A total of 154 cases that met the inclusion criteria were discussed at our multidisciplinary breast meeting. Of these, 64 cases with no clear recommendation by the Meeting Panel were selected for this study and reviewed. The distribution of Recurrence Score results was similar to that reported by others, with a somewhat higher proportion of low Recurrence Scores. Treatment recommendation was changed for 20 (31%) patients after the Oncotype DX result was received. Of the changes in treatment decisions, 16 (80%) were changes to lower-intensity regimens (either equipoise or hormonal therapy).
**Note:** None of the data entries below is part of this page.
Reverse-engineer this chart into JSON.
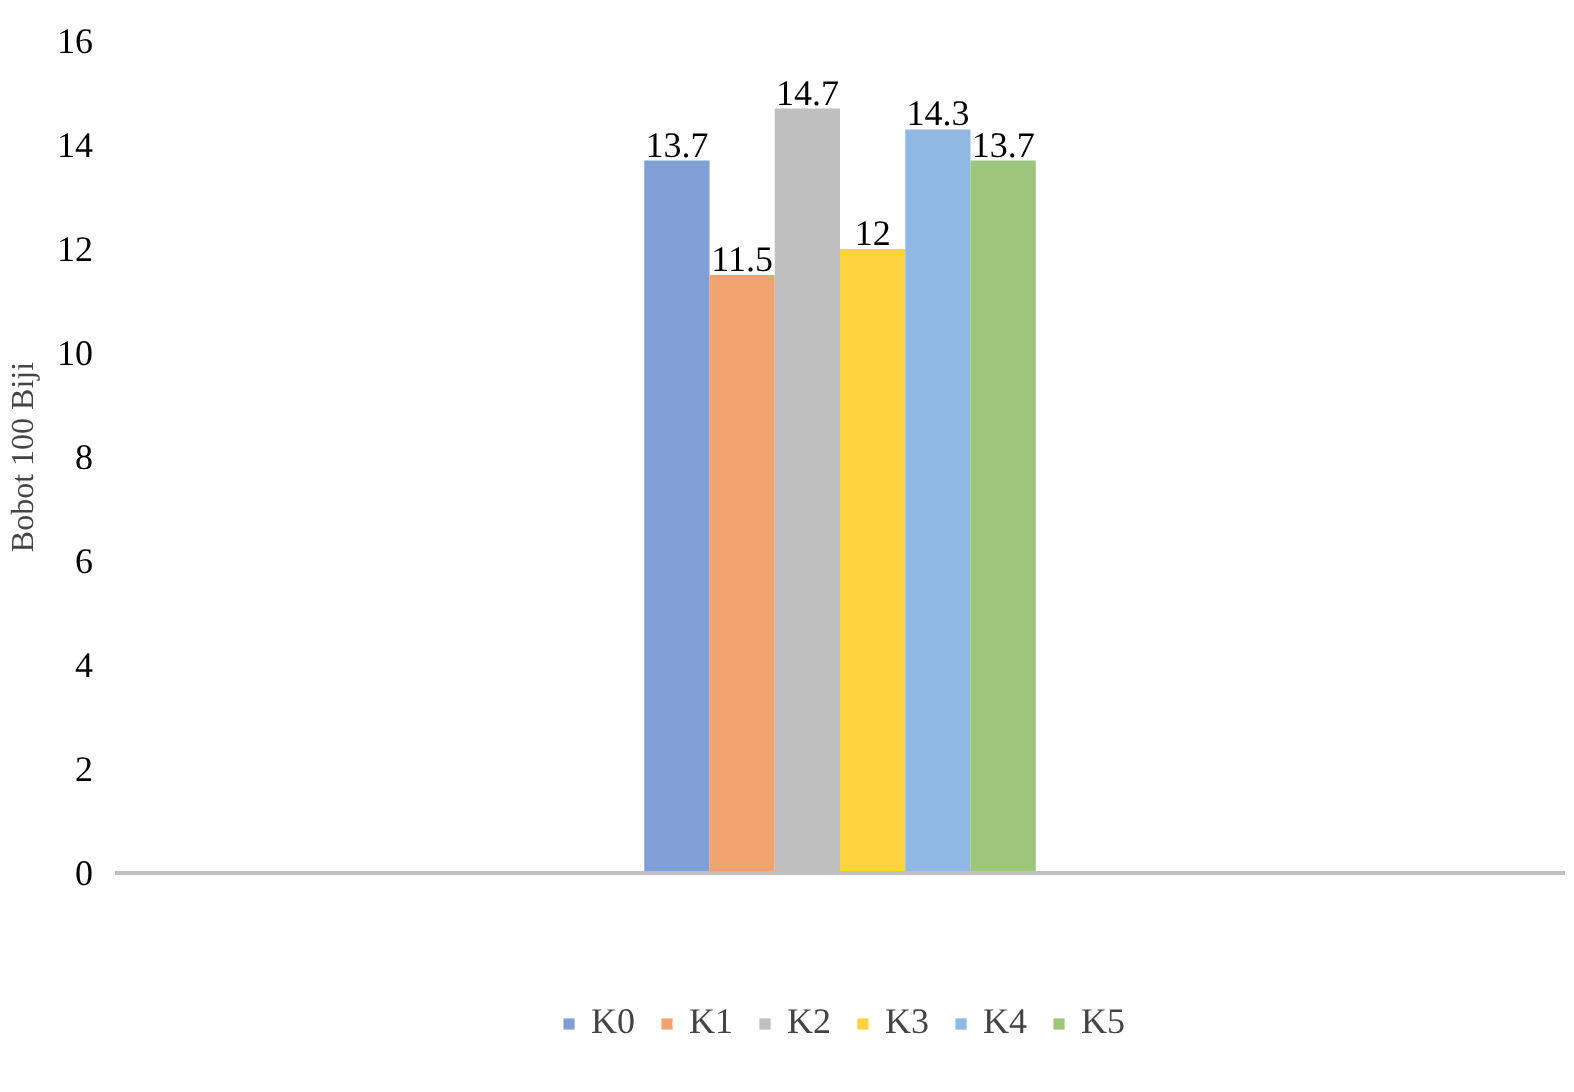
{
  "chart_data": {
    "type": "bar",
    "ylabel": "Bobot 100 Biji",
    "categories": [
      null
    ],
    "series": [
      {
        "name": "K0",
        "color": "#7f9fd6",
        "values": [
          13.7
        ]
      },
      {
        "name": "K1",
        "color": "#f2a470",
        "values": [
          11.5
        ]
      },
      {
        "name": "K2",
        "color": "#bfbfbf",
        "values": [
          14.7
        ]
      },
      {
        "name": "K3",
        "color": "#ffd23f",
        "values": [
          12
        ]
      },
      {
        "name": "K4",
        "color": "#8fb9e2",
        "values": [
          14.3
        ]
      },
      {
        "name": "K5",
        "color": "#9dc67c",
        "values": [
          13.7
        ]
      }
    ],
    "ylim": [
      0,
      16
    ],
    "yticks": [
      0,
      2,
      4,
      6,
      8,
      10,
      12,
      14,
      16
    ],
    "data_labels": true,
    "grid": false,
    "legend": "bottom"
  }
}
The number of cases receiving an equipoise recommendation decreased by nine (82%), based on the additional information provided by the Oncotype DX test.

CONCLUSION

The Oncotype DX Recurrence Score information impacts the decision-making process for adjuvant therapy for early-stage breast cancer in the multidisciplinary care setting in Hong Kong. A larger-scale study is required to gain more experience, evaluate its impact more thoroughly, and assess its cost-effectiveness.

摘要

目的

探讨21基因Oncotype DX乳腺癌检测对香港早期乳腺癌辅助治疗决策过程的影响。

设计

回顾性研究。

地点

香港私立医院。

患者

研究纳入在单一地点的多学科乳腺会议上报告的早期乳腺癌(T1-2N0-1M0,雌激素受体阳性,人表皮生长因子受体2阴性)病例。在Adjuvant! Online的协助下选择病例进行Oncotype DX检测。分析获得Oncotype DX复发评分结果前后辅助治疗的建议。

结果

在我们的多学科乳腺会议上共讨论了154例符合纳入标准的病例。其中,64例会议小组未给出明确建议的病例被选入本研究并进行回顾。复发评分结果的分布与其他人报告的相似,低复发评分的比例略高。收到Oncotype DX结果后,20例(31%)患者的治疗建议发生了改变。在治疗决策的改变中,16例(80%)是改为强度较低的方案(平衡或激素治疗)。根据Oncotype DX检测提供的额外信息,接受平衡建议的病例数减少了9例(82%)。

结论

Oncotype DX复发评分信息影响香港多学科护理环境中早期乳腺癌辅助治疗的决策过程。需要进行更大规模的研究以获得更多经验,更全面地评估其影响,并评估其成本效益。